Mais comme la région protéique mutée a également acquis une partie huileuse et collante, elle a tendance à s’agglutiner. Le nucléole perd ses propriétés fluides et se solidifie de plus en plus, ce que Niskanen a pu observer au microscope. Cela a altéré les fonctions vitales des cellules – avec la protéine mutée, plus de cellules dans une culture sont mortes par rapport à une culture de cellules sans mutation.

Passer au peigne fin les bases de données

L’équipe de recherche a ensuite fouillé les bases de données de données génomiques de milliers d’individus à la recherche d’incidents similaires. En fait, les scientifiques ont pu identifier plus de six cents mutations similaires dans 66 protéines, dans lesquelles le cadre de lecture avait été décalé par une mutation dans la queue de la protéine, la rendant à la fois plus chargée positivement et plus “grasse”. Parmi les mutations, 101 avaient déjà été liées à plusieurs troubles différents.

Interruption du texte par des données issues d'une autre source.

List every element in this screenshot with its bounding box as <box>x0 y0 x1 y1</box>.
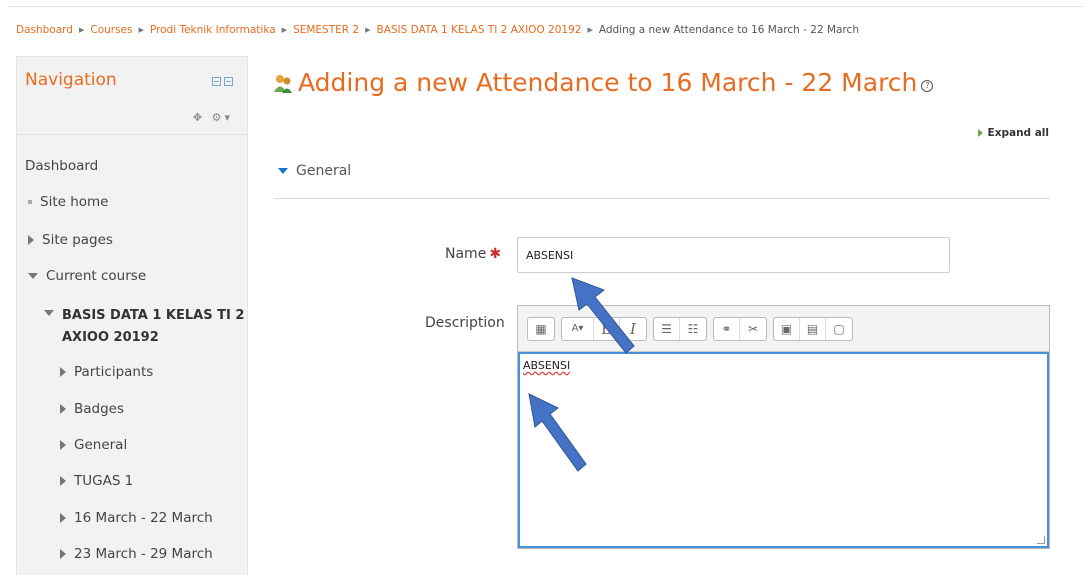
nav-item-week-16-march[interactable]: 16 March - 22 March <box>60 510 213 526</box>
image-icon[interactable]: ▣ <box>774 317 800 340</box>
bullet-icon <box>28 200 32 204</box>
file-icon[interactable]: ▢ <box>826 318 852 340</box>
toolbar-group: ⚭ ✂ <box>713 316 767 341</box>
expand-all-link[interactable]: Expand all <box>977 127 1049 139</box>
collapse-arrow-icon <box>28 273 38 279</box>
required-icon: ✱ <box>489 246 502 262</box>
link-icon[interactable]: ⚭ <box>714 317 740 340</box>
resize-handle-icon[interactable] <box>1037 536 1045 544</box>
nav-item-badges[interactable]: Badges <box>60 401 124 417</box>
section-general-label: General <box>296 163 352 179</box>
nav-item-current-course[interactable]: Current course <box>28 268 146 284</box>
unordered-list-icon[interactable]: ☰ <box>654 317 680 340</box>
breadcrumb-separator-icon: ▶ <box>281 26 288 34</box>
section-general-header[interactable]: General <box>278 163 351 179</box>
annotation-arrow-icon <box>571 277 635 354</box>
breadcrumb-separator-icon: ▶ <box>78 26 85 34</box>
breadcrumb-semester[interactable]: SEMESTER 2 <box>293 24 359 36</box>
breadcrumb-separator-icon: ▶ <box>587 26 593 34</box>
expand-arrow-icon <box>28 235 34 245</box>
nav-item-label: TUGAS 1 <box>74 473 134 489</box>
description-text: ABSENSI <box>523 359 571 372</box>
nav-item-label: Site home <box>40 194 109 210</box>
toolbar-group: ▦ <box>527 316 555 341</box>
expand-arrow-icon <box>60 440 66 450</box>
expand-arrow-icon <box>60 476 66 486</box>
toolbar-group: ▣ ▤ ▢ <box>773 316 853 341</box>
breadcrumb-current: Adding a new Attendance to 16 March - 22… <box>598 24 859 36</box>
nav-course-line-2: AXIOO 20192 <box>62 330 159 345</box>
name-label-text: Name <box>445 246 487 262</box>
collapse-arrow-icon <box>278 168 288 174</box>
media-icon[interactable]: ▤ <box>800 317 826 340</box>
nav-item-label: Participants <box>74 364 154 380</box>
attendance-icon <box>274 74 292 93</box>
expand-arrow-icon <box>977 129 983 137</box>
expand-arrow-icon <box>60 513 66 523</box>
dock-block-icon[interactable] <box>212 77 233 86</box>
toolbar-group: ☰ ☷ <box>653 316 707 341</box>
name-label: Name ✱ <box>445 246 501 262</box>
navigation-title: Navigation <box>25 70 117 90</box>
nav-item-label: 16 March - 22 March <box>74 510 213 526</box>
nav-item-site-home[interactable]: Site home <box>28 194 108 210</box>
nav-item-tugas-1[interactable]: TUGAS 1 <box>60 473 133 489</box>
expand-all-label: Expand all <box>987 127 1049 139</box>
ordered-list-icon[interactable]: ☷ <box>680 318 706 340</box>
top-divider <box>8 6 1083 7</box>
navigation-divider <box>17 134 247 135</box>
expand-arrow-icon <box>60 367 66 377</box>
expand-arrow-icon <box>60 549 66 559</box>
section-divider <box>274 198 1050 199</box>
breadcrumb-separator-icon: ▶ <box>365 26 371 34</box>
page-title: Adding a new Attendance to 16 March - 22… <box>272 68 934 97</box>
page-title-text: Adding a new Attendance to 16 March - 22… <box>298 68 918 97</box>
nav-course-line-1: BASIS DATA 1 KELAS TI 2 <box>62 308 245 323</box>
move-gear-icon[interactable]: ✥ ⚙▾ <box>193 111 233 124</box>
navigation-block: Navigation ✥ ⚙▾ Dashboard Site home Site… <box>16 56 248 575</box>
expand-arrow-icon <box>60 404 66 414</box>
description-label: Description <box>425 315 505 331</box>
nav-item-label: Dashboard <box>25 158 99 174</box>
nav-item-label: General <box>74 437 128 453</box>
breadcrumb-course[interactable]: BASIS DATA 1 KELAS TI 2 AXIOO 20192 <box>376 24 581 36</box>
name-input[interactable] <box>517 237 950 273</box>
nav-item-label: Badges <box>74 401 125 417</box>
nav-item-participants[interactable]: Participants <box>60 364 153 380</box>
breadcrumb: Dashboard ▶ Courses ▶ Prodi Teknik Infor… <box>16 22 859 38</box>
nav-item-course[interactable]: BASIS DATA 1 KELAS TI 2 AXIOO 20192 <box>44 305 244 349</box>
nav-item-label: Current course <box>46 268 147 284</box>
nav-item-general[interactable]: General <box>60 437 127 453</box>
breadcrumb-dashboard[interactable]: Dashboard <box>16 24 73 36</box>
nav-item-week-23-march[interactable]: 23 March - 29 March <box>60 546 213 562</box>
nav-item-label: 23 March - 29 March <box>74 546 213 562</box>
toolbar-toggle-icon[interactable]: ▦ <box>528 318 554 340</box>
nav-item-site-pages[interactable]: Site pages <box>28 232 113 248</box>
collapse-arrow-icon <box>44 310 54 316</box>
breadcrumb-separator-icon: ▶ <box>138 26 144 34</box>
description-textarea[interactable]: ABSENSI <box>518 352 1049 548</box>
breadcrumb-courses[interactable]: Courses <box>90 24 132 36</box>
nav-item-label: Site pages <box>42 232 113 248</box>
breadcrumb-prodi[interactable]: Prodi Teknik Informatika <box>150 24 276 36</box>
unlink-icon[interactable]: ✂ <box>740 318 766 340</box>
annotation-arrow-icon <box>528 393 587 472</box>
nav-item-dashboard[interactable]: Dashboard <box>25 158 98 174</box>
help-icon[interactable]: ? <box>921 79 934 92</box>
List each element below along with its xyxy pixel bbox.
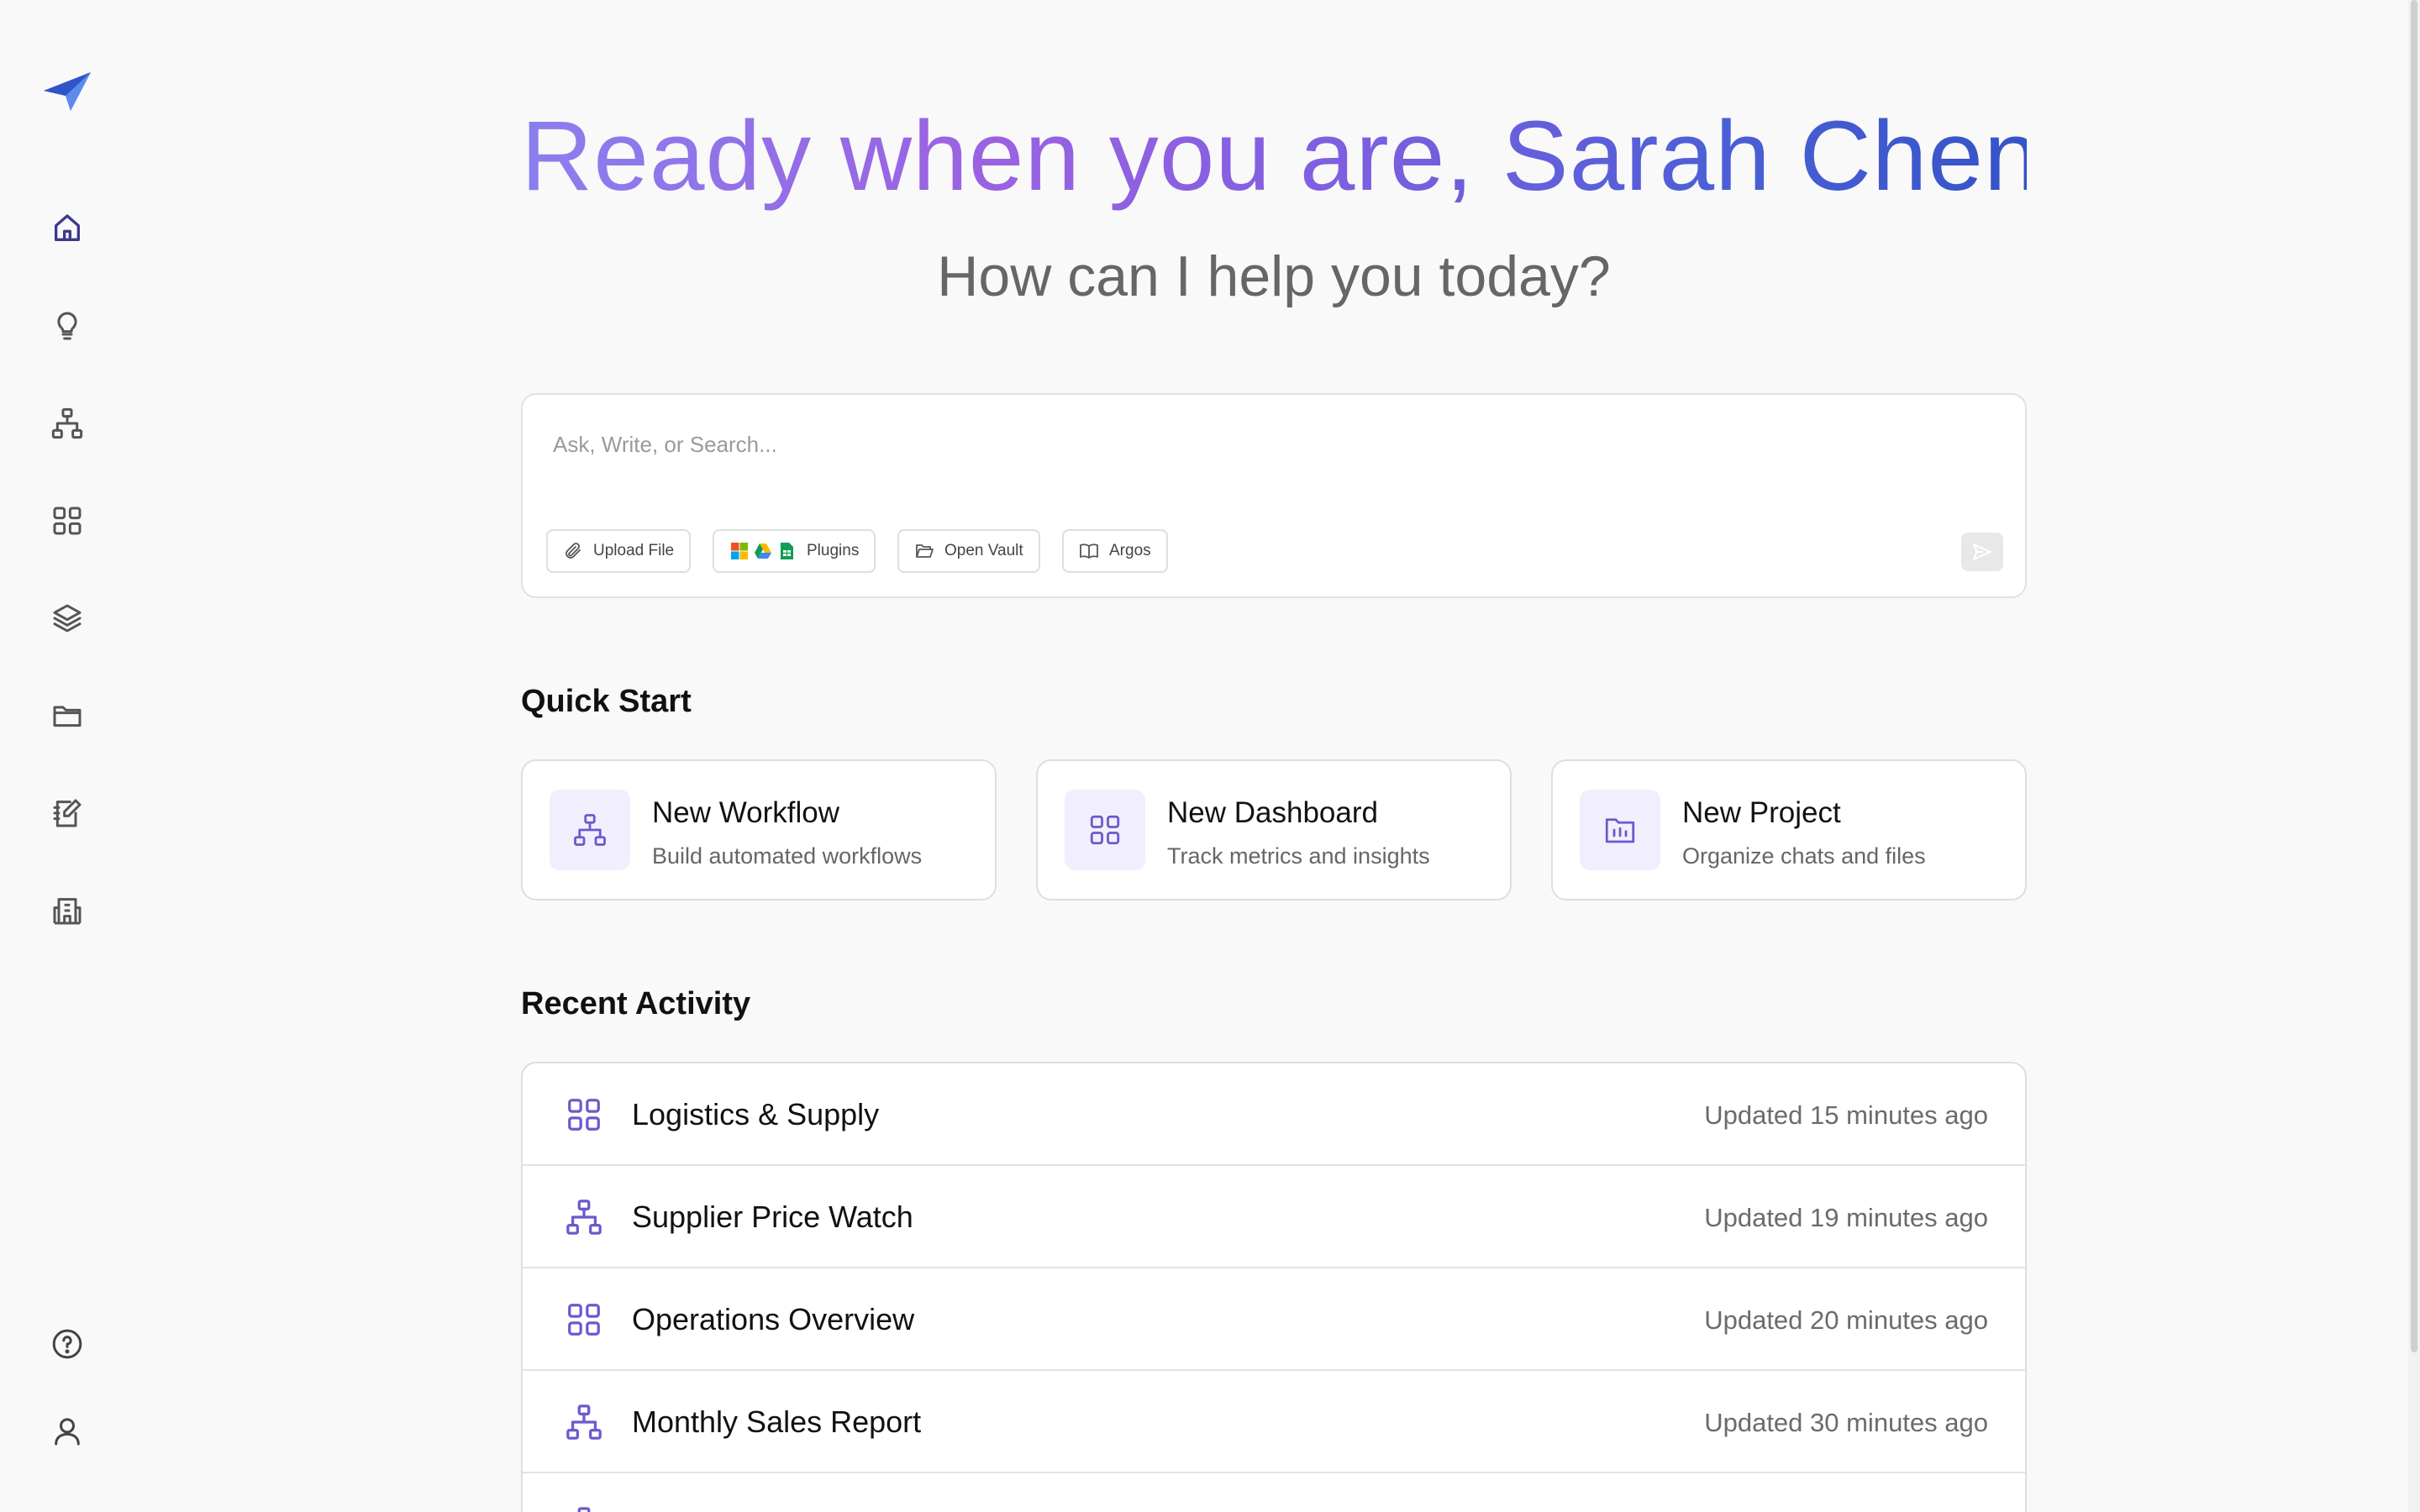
argos-button[interactable]: Argos [1062, 529, 1168, 573]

Pour un test de culture cellulaire, l’équipe a sélectionné 13 gènes mutants. Dans 12 cas sur 13, les protéines mutantes avaient une préférence pour se localiser dans le nucléole. Environ la moitié des protéines testées ont altéré la fonction du nucléole, ressemblant au mécanisme pathologique du syndrome BPTA.

De nouvelles explications pour les maladies existantes

“Pour la recherche clinique, notre étude pourrait avoir un effet révélateur”, déclare Malte Spielmann, qui a dirigé la recherche avec Denes Hnisz et Denise Horn. “A l’avenir, nous pourrons certainement élucider les causes de certaines maladies génétiques et, espérons-le, les traiter un jour.”

Cependant, “les maladies génétiques congénitales telles que le BPTAS sont presque impossibles à guérir, même avec nos nouvelles connaissances”, déclare Horn. “Parce que les malformations se développent déjà dans l’utérus, elles devraient être traitées avec des médicaments avant qu’elles ne se développent. Ce serait très difficile à faire.”

Mais les maladies tumorales sont également principalement déterminées génétiquement, ajoute Hnisz : « Les condensats cellulaires et la séparation de phase associée sont un mécanisme fondamental de la cellule qui joue également un rôle dans le cancer. Les chances de développer des thérapies ciblées pour cela sont bien meilleures.